Avendo trovato una condivisione su questi aspetti (per me e per l'associazione che rappresento, assolutamente imprescindibile), ritengo superata l'iniziativa legale che il nostro Consiglio Direttivo aveva assunto all'unanimità.
Per cui, in accordo con il Consiglio Direttivo AIPAC, ho dato mandato all'avv. Perdomi, fiduciario dell'associazione, di ritirare l'azione legale intrapresa.

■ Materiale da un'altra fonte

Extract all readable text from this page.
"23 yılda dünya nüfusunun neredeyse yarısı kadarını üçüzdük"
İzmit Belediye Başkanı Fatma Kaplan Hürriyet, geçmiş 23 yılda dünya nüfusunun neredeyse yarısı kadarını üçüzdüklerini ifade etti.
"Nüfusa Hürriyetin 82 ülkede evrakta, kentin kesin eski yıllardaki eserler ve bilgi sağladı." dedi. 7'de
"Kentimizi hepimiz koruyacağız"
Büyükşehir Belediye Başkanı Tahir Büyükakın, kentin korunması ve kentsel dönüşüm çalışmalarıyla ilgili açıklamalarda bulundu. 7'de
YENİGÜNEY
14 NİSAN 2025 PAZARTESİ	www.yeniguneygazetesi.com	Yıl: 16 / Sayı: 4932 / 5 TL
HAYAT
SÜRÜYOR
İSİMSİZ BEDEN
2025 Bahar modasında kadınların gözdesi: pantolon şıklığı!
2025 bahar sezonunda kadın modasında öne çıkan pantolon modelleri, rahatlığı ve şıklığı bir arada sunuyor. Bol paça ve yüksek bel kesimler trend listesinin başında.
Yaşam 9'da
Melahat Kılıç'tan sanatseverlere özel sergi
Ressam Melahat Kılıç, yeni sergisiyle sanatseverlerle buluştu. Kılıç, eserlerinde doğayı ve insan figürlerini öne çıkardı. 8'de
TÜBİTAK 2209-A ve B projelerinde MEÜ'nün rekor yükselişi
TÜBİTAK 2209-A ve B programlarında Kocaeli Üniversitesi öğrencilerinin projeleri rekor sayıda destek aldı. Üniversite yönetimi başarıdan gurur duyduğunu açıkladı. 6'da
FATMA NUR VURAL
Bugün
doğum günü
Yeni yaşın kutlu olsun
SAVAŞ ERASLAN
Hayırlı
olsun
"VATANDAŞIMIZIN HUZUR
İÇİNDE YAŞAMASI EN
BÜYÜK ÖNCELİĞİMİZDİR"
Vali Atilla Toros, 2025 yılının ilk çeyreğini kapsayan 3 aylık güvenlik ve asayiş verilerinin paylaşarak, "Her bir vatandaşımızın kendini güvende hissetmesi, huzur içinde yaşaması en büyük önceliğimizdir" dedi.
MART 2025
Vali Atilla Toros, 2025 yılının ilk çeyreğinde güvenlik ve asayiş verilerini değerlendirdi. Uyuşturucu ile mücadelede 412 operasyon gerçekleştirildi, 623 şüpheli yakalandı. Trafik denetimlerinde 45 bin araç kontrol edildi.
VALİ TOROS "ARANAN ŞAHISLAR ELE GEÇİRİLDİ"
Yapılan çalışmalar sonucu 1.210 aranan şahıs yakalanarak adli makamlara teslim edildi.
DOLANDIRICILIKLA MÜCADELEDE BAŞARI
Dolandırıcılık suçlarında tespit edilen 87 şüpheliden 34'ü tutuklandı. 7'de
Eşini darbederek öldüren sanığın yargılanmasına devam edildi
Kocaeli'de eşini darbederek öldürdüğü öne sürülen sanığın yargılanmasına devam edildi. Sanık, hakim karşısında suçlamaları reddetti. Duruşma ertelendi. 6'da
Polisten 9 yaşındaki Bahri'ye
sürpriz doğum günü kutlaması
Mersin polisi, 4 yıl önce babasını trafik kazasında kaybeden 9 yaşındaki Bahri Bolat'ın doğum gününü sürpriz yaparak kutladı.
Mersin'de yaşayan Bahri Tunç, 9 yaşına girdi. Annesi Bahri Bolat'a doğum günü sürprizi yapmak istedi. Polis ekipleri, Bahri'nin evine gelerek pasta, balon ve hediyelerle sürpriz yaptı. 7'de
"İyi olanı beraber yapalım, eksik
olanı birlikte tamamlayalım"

Aggiungo, che confido profondamente che questo sia soltanto l'inizio di un rapporto diverso fra tutti noi e, non per abusare di un luogo comune, che le diversità di opinioni siano una ricchezza a disposizione di tutti!
Con cordialità
Stefano Fiorini

Debbo solo una mia piccola precisazione al presidente Fiorini: ho chiesto scusa per l'eccesso e l'offesa, e spero che questo sia stato recepito come un'ammissione di colpa su una situazione specifica ma non certo generale. Le mie posizioni sono urlate perché purtroppo gente vicino all'associazione vuole imporre un modo solo di vedere le cose e di mettersi su un piedistallo autoreferenziato e di solito sono quelli che il campo non l'hanno mai visto. Chi vuole avere una visione unilaterale non sono certo io, e proprio l'istituzione di questo blog, che ha trovato consensi impensabili, vuole proprio rappresentare un contributo alla conoscenza, portando esperienza che ciascuno può criticare pubblicamente o privatamente. Se ho un'idea in cui credo, combatto fino in fondo e la diffondo come posso, senza avere padrini o istituzioni che mi appoggino. Il mio linguaggio è crudo e aggressivo, ma ho sempre ascoltato le critiche magari ribattendo anche con forza, non è che ascoltare le critiche significa accettarle se ho da replicare. E poi non credo assolutamente che chi occupa posizione di potere culturale in questa nostra Italia se lo meriti veramente e non come succede purtroppo spesso sia stato messo in quel posto per accordi politici o di cordata che sono sotto gli occhi di tutti. Questo lo delegittima in partenza, se poi si autoreferenzia e vuole imporre il suo punto di vista, ancora peggio.

Come vedi anche questa replica fatta alla luce del sole consente a tutti di farsi la propria idea, non per forza di stare dalla mia parte. Credo che continuare a confrontarsi sulle cose concrete come i seminari e le idee sia sempre migliore della politica.